Jalanan menjadi sekolah kehidupan baginya. Dari wilayah Cikande, Tangerang hingga Balaraja, ia mencari nafkah dengan bermodalkan gitar dan suara. Penghasilan yang didapat tak pernah pasti. Kadang cukup untuk makan sehari, kadang tidak membawa uang sama sekali.
Kehidupan keras jalanan perlahan membentuk penampilannya. Ia mulai memakai anting dan lebih sering menghabiskan waktu di luar rumah. Orang tuanya akhirnya menyadari bahwa anak mereka telah hidup di jalanan.
Namun hidup Aliyudin berubah ketika bertemu petugas Dinas Sosial (Dinsos) Kota Serang sekitar tahun 2018 hingga masa pandemi Covid-19. Saat itu, ia diajak berbincang dan ditawari mengikuti pembinaan keterampilan.
“Awalnya diajak sharing sama orang Dinsos. Terus saya ikut pelatihan perbengkelan di Rangkas selama tiga bulan,” ujarnya.
Tiga bulan pelatihan itu menjadi titik balik hidupnya. Di tempat pelatihan, Aliyudin belajar dasar-dasar perbengkelan dan tambal ban. Bukan hanya keterampilan yang ia bawa pulang, tetapi juga harapan baru.
Setelah pelatihan selesai, ia mendapat bantuan seperangkat alat usaha seperti kompresor, alat bakar hingga berbagai peralatan bengkel sebagai modal awal membuka usaha sendiri.
Dengan peralatan sederhana tersebut, Aliyudin mulai merintis usaha tambal ban kecil-kecilan. Ia belum memiliki kios permanen. Bengkel itu dijalankannya menggunakan gerobak yang didorong berpindah-pindah dari satu tempat ke tempat lain.
“Bengkel saya pakai gerobak keliling. Pulang pergi bawa gerobak,” katanya.

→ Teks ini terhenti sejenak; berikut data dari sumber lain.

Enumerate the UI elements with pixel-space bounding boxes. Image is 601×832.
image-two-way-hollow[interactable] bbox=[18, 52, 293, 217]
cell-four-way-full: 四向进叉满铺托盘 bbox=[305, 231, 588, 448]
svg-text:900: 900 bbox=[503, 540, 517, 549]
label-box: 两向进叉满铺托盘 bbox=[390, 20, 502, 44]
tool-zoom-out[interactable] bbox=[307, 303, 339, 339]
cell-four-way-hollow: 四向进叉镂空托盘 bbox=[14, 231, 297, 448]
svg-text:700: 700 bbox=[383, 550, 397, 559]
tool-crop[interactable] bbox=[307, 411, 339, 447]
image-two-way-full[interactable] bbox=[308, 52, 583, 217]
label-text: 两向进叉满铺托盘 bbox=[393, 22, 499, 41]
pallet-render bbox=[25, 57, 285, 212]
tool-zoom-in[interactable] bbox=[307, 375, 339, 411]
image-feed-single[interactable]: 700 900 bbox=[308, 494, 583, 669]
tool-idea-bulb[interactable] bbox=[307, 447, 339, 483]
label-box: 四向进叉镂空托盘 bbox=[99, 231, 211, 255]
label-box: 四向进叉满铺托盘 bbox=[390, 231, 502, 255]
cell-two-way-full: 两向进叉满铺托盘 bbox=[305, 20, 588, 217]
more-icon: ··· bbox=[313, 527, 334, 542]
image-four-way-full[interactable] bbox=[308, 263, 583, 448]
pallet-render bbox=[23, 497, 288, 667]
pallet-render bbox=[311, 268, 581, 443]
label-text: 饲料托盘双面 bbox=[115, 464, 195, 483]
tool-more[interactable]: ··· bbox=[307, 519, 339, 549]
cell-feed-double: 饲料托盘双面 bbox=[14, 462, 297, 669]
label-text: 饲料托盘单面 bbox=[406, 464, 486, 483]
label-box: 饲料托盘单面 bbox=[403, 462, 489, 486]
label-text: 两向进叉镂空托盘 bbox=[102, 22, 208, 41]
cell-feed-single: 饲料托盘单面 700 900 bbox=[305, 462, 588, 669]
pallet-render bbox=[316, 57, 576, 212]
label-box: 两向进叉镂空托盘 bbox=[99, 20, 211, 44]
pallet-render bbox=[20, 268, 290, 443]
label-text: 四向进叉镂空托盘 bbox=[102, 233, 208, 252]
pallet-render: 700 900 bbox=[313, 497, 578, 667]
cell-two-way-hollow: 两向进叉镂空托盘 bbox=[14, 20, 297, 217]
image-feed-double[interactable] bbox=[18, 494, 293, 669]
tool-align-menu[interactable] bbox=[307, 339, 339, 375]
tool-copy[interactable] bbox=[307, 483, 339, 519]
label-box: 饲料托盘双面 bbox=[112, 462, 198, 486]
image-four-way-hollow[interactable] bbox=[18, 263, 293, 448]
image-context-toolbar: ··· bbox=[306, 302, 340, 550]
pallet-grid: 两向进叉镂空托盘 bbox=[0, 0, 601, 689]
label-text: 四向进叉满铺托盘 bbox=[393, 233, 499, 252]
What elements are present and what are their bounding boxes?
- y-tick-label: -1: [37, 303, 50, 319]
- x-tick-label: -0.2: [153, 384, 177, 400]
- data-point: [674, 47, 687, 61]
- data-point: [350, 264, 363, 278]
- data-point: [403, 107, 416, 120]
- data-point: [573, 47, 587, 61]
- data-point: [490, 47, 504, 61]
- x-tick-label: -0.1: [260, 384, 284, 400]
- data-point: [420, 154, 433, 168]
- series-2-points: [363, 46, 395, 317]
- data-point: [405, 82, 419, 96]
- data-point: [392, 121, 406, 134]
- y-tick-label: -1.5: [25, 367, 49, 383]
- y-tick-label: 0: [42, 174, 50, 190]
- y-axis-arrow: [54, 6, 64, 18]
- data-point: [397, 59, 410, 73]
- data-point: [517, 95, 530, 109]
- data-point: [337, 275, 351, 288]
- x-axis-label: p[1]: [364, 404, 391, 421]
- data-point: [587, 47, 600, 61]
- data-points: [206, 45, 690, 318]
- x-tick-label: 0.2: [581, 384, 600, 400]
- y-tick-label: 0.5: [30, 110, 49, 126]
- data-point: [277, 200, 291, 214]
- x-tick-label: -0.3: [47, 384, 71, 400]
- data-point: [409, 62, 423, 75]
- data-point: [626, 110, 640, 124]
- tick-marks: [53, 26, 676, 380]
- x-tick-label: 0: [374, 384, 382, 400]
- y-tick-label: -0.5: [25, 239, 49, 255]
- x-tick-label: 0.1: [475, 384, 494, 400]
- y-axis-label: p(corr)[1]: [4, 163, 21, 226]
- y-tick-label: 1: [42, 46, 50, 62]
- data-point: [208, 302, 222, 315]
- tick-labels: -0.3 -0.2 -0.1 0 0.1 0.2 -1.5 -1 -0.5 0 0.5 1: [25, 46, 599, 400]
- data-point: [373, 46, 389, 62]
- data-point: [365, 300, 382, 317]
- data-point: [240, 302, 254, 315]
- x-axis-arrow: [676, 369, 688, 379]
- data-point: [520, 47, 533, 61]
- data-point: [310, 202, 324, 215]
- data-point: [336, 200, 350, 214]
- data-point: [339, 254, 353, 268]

Kini, gerobak sederhana itu menjadi sumber penghidupan bagi keluarganya. Dari usaha tambal ban keliling, Aliyudin berusaha memenuhi kebutuhan istri dan anaknya.
Meski penghasilannya belum besar, ia tetap bersyukur. Dalam sehari, pendapatannya tak menentu.

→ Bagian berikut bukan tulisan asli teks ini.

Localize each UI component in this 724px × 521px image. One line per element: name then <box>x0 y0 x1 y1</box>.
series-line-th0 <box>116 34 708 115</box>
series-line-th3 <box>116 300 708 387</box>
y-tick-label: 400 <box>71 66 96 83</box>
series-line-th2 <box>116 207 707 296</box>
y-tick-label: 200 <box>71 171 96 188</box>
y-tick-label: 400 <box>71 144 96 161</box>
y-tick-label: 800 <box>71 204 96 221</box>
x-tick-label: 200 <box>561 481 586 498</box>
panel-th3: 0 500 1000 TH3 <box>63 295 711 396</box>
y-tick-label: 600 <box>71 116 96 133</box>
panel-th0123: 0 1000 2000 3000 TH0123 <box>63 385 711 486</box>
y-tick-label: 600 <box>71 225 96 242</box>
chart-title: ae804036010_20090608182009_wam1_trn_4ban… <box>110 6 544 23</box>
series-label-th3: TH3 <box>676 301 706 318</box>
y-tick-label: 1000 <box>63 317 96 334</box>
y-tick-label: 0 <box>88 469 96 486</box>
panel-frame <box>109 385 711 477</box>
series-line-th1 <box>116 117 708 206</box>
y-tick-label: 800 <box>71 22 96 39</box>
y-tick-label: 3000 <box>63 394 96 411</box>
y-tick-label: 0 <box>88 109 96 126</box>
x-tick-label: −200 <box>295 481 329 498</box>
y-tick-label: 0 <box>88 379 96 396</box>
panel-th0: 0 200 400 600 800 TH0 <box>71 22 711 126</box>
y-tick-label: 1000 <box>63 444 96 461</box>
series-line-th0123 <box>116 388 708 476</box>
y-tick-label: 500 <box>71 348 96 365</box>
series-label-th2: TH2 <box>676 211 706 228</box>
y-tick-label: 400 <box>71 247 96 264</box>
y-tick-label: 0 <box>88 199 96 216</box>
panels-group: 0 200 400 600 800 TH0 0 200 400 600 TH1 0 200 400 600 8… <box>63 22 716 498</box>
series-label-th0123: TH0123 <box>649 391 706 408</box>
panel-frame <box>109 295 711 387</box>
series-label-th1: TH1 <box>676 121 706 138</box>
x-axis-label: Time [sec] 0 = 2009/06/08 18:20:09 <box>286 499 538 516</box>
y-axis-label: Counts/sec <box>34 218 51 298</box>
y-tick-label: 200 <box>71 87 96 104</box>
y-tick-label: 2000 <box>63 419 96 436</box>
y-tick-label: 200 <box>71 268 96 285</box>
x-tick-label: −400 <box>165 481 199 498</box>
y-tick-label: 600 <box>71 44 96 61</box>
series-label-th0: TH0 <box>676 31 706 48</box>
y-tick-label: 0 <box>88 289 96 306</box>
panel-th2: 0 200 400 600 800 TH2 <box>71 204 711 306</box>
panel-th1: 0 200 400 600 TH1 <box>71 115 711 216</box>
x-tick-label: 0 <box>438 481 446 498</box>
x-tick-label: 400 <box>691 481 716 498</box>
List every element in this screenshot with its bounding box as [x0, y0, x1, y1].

“Kadang sehari dapat Rp50 ribu sampai Rp60 ribu. Kadang juga cuma Rp5 ribu atau Rp2 ribu, bahkan pernah nggak dapat sama sekali,” ujarnya.
Di tengah keterbatasan itu, Aliyudin memilih bertahan. Baginya, keluarga menjadi alasan terbesar untuk terus bekerja dan memperjuangkan hidup yang lebih baik.
“Masih semangat, karena ada anak dan istri,” katanya singkat.
Selain menerima tambal ban, Aliyudin kini juga kerap membantu servis ringan kendaraan milik warga atau teman-temannya. Ia terus belajar memperdalam ilmu perbengkelan agar bisa lebih banyak membantu orang lain.
“Belajar terus biar nambah ilmu, biar bisa bantu orang,” ujarnya.
Bagi Aliyudin, hidupnya sekarang jauh berbeda dibanding masa lalu ketika mengamen di jalanan. Meski belum sepenuhnya mapan, ia merasa lebih tenang karena memiliki pekerjaan yang jelas dan hidup lebih mandiri.
“Sekarang banyak perubahan. Udah beda kayak dulu,” katanya.
Di balik gerobak tambal ban yang ia dorong setiap hari, tersimpan harapan sederhana. Aliyudin ingin teman-temannya yang masih hidup di jalanan berani mengambil kesempatan untuk berubah.
“Semoga teman-teman pengamen bisa berubah kayak saya, hidup mandiri. Di jalanan itu pahit manisnya ada,” tuturnya.